Is this correct? Also, a question regarding my last integration with respect to y: when I integrate (dx/dy)*dy, I'm told that in situations like this "the dy's don't actually cancel out, but you can treat it as such." What *actually* happens then?

Thanks for the help!

7. Dec 2, 2008

Dick

You've got the right answer. f(x,y)=x*y^2+x+y=C. So (df/dx)*dx+(df/dy)*dy=0. I'm a little confused by your last question. If you are integrating dy, then C could be any function of x. But if you differentiate d/dx and d/dy, you can figure out what it is, right?

8. Dec 2, 2008

JoeTrumpet

Oh, sorry, for my last question I meant regarding the step where I integrated

integral of (-1-(dx/dy))dy

I integrated by "distributing" the dy and "cancelling" it out on the right side to get

int(-dy - dx)
-y - x

The step where I simplified (dx/dy)*dy to dx is what I was asking about.

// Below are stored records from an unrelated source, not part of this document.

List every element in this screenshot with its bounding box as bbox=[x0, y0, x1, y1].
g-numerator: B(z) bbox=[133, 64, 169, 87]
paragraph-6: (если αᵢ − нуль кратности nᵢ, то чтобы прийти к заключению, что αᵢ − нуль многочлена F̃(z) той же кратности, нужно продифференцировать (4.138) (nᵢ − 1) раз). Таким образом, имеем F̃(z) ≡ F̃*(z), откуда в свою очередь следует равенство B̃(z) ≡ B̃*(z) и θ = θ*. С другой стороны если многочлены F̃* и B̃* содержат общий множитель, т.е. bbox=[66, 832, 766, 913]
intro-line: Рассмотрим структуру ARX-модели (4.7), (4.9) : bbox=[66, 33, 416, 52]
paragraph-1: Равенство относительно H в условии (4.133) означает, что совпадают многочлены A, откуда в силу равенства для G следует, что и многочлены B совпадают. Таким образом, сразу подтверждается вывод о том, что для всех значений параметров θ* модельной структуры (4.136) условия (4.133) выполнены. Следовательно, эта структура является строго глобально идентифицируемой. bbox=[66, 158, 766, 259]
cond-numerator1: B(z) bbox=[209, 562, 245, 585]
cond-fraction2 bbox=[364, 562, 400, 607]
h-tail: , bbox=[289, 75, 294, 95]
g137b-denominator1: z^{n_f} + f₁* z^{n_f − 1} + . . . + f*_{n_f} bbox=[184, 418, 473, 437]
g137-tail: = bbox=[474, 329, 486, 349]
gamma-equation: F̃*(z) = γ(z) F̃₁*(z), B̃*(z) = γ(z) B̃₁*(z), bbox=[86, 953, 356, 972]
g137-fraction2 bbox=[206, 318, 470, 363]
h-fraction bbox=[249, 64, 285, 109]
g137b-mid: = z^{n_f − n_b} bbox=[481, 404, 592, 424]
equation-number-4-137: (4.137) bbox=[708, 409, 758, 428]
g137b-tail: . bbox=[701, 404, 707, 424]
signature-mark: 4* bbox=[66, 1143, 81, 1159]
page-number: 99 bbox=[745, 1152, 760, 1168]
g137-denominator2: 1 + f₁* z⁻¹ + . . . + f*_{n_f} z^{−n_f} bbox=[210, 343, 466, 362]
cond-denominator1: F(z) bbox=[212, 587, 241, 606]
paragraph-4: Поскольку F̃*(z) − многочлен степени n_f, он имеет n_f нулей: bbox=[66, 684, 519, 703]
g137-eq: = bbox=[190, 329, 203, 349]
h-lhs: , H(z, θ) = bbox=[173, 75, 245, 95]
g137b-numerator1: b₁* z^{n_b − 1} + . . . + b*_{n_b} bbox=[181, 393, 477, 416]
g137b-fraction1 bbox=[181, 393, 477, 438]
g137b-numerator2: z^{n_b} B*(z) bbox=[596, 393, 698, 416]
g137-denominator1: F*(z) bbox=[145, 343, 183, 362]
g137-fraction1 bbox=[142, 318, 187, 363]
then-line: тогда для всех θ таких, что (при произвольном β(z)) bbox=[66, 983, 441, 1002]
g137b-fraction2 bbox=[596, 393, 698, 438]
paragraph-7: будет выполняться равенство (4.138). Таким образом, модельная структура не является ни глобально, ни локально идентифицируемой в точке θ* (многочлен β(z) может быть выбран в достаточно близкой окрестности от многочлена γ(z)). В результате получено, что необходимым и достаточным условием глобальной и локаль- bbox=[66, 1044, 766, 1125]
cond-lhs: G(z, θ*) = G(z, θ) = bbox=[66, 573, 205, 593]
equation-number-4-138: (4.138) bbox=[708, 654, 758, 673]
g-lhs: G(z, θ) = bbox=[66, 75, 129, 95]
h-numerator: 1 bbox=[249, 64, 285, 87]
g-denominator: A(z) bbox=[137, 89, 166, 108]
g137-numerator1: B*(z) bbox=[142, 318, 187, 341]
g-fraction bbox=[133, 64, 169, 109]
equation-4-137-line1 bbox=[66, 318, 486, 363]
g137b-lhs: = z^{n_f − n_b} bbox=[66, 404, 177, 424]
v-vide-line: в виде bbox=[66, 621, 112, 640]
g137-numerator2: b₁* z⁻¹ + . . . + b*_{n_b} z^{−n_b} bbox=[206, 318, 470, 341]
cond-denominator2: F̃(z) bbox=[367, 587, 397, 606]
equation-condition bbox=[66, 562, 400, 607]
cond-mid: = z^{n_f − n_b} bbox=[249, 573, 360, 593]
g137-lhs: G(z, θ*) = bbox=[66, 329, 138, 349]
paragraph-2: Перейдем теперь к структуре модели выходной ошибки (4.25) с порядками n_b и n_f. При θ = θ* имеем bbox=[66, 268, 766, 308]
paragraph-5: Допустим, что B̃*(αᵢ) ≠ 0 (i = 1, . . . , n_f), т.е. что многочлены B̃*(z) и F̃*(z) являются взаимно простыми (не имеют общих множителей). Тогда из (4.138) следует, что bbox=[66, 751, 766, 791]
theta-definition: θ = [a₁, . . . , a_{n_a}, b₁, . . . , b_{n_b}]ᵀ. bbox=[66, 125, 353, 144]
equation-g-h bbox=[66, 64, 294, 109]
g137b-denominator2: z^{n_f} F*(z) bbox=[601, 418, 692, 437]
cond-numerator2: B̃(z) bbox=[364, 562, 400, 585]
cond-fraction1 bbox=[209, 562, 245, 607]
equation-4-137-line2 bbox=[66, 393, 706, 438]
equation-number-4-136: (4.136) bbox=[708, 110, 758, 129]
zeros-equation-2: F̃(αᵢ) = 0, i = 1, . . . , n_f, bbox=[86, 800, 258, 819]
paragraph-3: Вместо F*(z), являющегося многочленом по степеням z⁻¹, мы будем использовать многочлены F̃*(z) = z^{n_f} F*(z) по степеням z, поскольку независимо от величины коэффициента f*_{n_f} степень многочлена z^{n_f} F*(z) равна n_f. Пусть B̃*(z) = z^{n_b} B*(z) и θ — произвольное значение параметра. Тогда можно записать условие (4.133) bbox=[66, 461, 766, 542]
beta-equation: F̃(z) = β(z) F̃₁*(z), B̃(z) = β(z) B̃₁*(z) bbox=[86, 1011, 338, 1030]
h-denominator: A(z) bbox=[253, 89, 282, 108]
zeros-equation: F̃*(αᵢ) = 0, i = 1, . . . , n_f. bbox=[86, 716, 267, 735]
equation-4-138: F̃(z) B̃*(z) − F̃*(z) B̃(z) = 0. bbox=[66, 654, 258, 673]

I remember hearing that technically that's not allowed, but it works out because it implies that you're actually doing something else, I think with substitution. I was wondering what implied substitution I was doing so I can more readily understand the integration (we've never worked with multiple variables before so it's a very new to me).

9. Dec 2, 2008

Dick

(dx/dy)*dy IS dx. Technically, it's not allowed to deal with 'infinitesimal' quantities at all, since they aren't 'real' numbers. But that's a technicality. Do it anyway. Everybody else does.

10. Dec 3, 2008

bsodmike

This would probably a more organised method of arriving at the solution. What is also nice, is that you can test for the condition that it is an exact differential.